8 months in as PM is probably not a bad time to start making an interim assessment of where Theresa May’s opportunities and obstacles lie as PM. For questions on PM/Cabinet/Executive examiners look for examples and case studies which are current and reflect both sides of the equation. Here are just some preliminary ideas you might want to think about and flesh out with a bit further detail in the exam. Some of these points could also potentially be used in questions on unity and division within the Conservative Party (Unit One.)CnHUr59WAAEsT1m.jpg

  • Inherited small majority and deeply split party – however has largely maintained unity over Brexit in the Commons
  • Strongly refashioned the Cabinet to make decisive break with Cameron’s administration
  • Inherited a manifesto that does not have her stamp on it and so has tried to develop policies which reflect her concerns such as the creation of more grammar schools
  • Has lost 24 times in the Lords to March 2017 including twice on the article 50 bill
  • Lords Finally relented on their objections to the Article 50 Bill, paving the way for May to give formal notice of the UK’s intention to leave the European Union
  • Failed to kill speculation that she intended to issue article 50 notice of withdrawal immediately. Allowed Nicola Sturgeon a window of opportunity to raise the prospect of a second Scottish independence referendum and therefore lost control of the narrative.
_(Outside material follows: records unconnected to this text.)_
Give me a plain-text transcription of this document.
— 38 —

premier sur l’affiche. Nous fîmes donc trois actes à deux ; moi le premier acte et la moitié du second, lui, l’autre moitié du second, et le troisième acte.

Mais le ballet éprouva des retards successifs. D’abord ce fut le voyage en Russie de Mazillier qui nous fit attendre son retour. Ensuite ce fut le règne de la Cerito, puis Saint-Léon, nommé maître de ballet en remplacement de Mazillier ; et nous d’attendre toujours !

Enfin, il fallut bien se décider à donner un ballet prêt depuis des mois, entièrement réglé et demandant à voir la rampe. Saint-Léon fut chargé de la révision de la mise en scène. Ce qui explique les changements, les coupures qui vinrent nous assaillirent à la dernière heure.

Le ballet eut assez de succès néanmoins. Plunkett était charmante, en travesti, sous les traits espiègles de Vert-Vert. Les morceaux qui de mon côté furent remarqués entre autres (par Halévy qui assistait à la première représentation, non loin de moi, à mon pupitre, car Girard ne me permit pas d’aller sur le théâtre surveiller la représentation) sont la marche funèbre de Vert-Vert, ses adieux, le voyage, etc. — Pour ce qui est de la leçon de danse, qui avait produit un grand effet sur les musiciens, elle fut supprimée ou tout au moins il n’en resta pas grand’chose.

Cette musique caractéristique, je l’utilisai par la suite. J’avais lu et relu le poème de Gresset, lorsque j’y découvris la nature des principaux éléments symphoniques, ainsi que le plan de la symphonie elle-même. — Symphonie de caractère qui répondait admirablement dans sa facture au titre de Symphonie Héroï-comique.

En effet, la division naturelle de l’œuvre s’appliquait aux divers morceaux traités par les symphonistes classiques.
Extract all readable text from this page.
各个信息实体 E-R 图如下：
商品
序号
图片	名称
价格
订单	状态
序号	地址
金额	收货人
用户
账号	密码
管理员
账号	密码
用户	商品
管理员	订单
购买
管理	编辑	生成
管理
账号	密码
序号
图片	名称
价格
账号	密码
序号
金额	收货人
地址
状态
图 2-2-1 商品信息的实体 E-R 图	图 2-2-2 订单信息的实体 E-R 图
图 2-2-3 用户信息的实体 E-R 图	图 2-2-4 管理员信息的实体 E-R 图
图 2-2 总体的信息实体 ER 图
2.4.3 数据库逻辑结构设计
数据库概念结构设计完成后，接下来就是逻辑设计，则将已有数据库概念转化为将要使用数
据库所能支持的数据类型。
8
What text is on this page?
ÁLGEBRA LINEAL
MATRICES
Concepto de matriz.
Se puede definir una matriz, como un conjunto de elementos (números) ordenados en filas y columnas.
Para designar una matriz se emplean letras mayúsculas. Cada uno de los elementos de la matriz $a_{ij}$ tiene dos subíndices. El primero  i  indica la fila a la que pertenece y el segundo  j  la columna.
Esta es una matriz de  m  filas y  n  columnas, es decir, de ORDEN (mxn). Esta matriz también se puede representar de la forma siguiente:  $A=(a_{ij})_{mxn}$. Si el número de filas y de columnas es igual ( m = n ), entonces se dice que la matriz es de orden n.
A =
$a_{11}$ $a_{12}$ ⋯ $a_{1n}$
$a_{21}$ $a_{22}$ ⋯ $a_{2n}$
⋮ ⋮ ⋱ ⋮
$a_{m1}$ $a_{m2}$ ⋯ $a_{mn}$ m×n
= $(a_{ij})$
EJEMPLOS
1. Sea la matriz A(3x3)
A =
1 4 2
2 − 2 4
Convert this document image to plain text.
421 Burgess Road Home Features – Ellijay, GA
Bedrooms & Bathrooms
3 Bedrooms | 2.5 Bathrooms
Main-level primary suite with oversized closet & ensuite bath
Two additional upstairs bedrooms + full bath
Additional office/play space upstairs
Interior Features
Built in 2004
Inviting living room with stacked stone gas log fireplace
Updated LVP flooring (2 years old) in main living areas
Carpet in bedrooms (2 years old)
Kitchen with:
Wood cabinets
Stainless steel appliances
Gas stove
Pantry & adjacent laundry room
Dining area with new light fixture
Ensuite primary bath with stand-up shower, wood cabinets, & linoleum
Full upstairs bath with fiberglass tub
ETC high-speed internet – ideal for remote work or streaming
  • Sought to raise her international standing by being first foreign Premier/President to visit Trump in Washington
  • Is increasingly isolated in rEU (27) and unlikely to have much negotiating power. Press is mainly faithful and supportive (except in response to the proposed NIC rise for the self employed) – providing she delivers clean Brexit
  • Cannot increase her majority due to FTPA (2011)
  • Arguably weakened or reduced mandate as not elected either by the Conservative Party or the country
  • No significant commanding rival (yet…)
  • Won Copeland by-election taking it off Labour
  • Lost Richmond by-election
  • Hugely favourable poll ratings compared to Corbyn
  • U-Turn in face of a looming Commons revolt over the Chancellor’s proposed rise of NICs for the self employed. Up to around 20 Tory Backbenchers threatened a rebellion.
  • Threatened with a backbench rebellion of up to 20 MPs on government proposals to seek cuts in the overall education budget. MP’s publicly told May to reverse the policy or lose the vote.
  • Up to 20 Conservative MPs under police investigation for alleged breaches of Electoral Spending Rules. Conservative Party has been fined £70,000 by the electoral Commission for same allegations. Files and evidence for criminal prosecution have now been passed by the police to the Crown prosecution Service. The Crown Prosecution Service will make a decision in June as to whether criminal prosecutions for electoral fraud pass the evidential and public interest tests. 
  • PM and Ministers  assumed “temporary” so called Henry VIII powers to separate community law from UK law. One could argue that this sets a dangerous precedent for what this or future governments might seek to do in relating to seeking to avoid consulting parliament.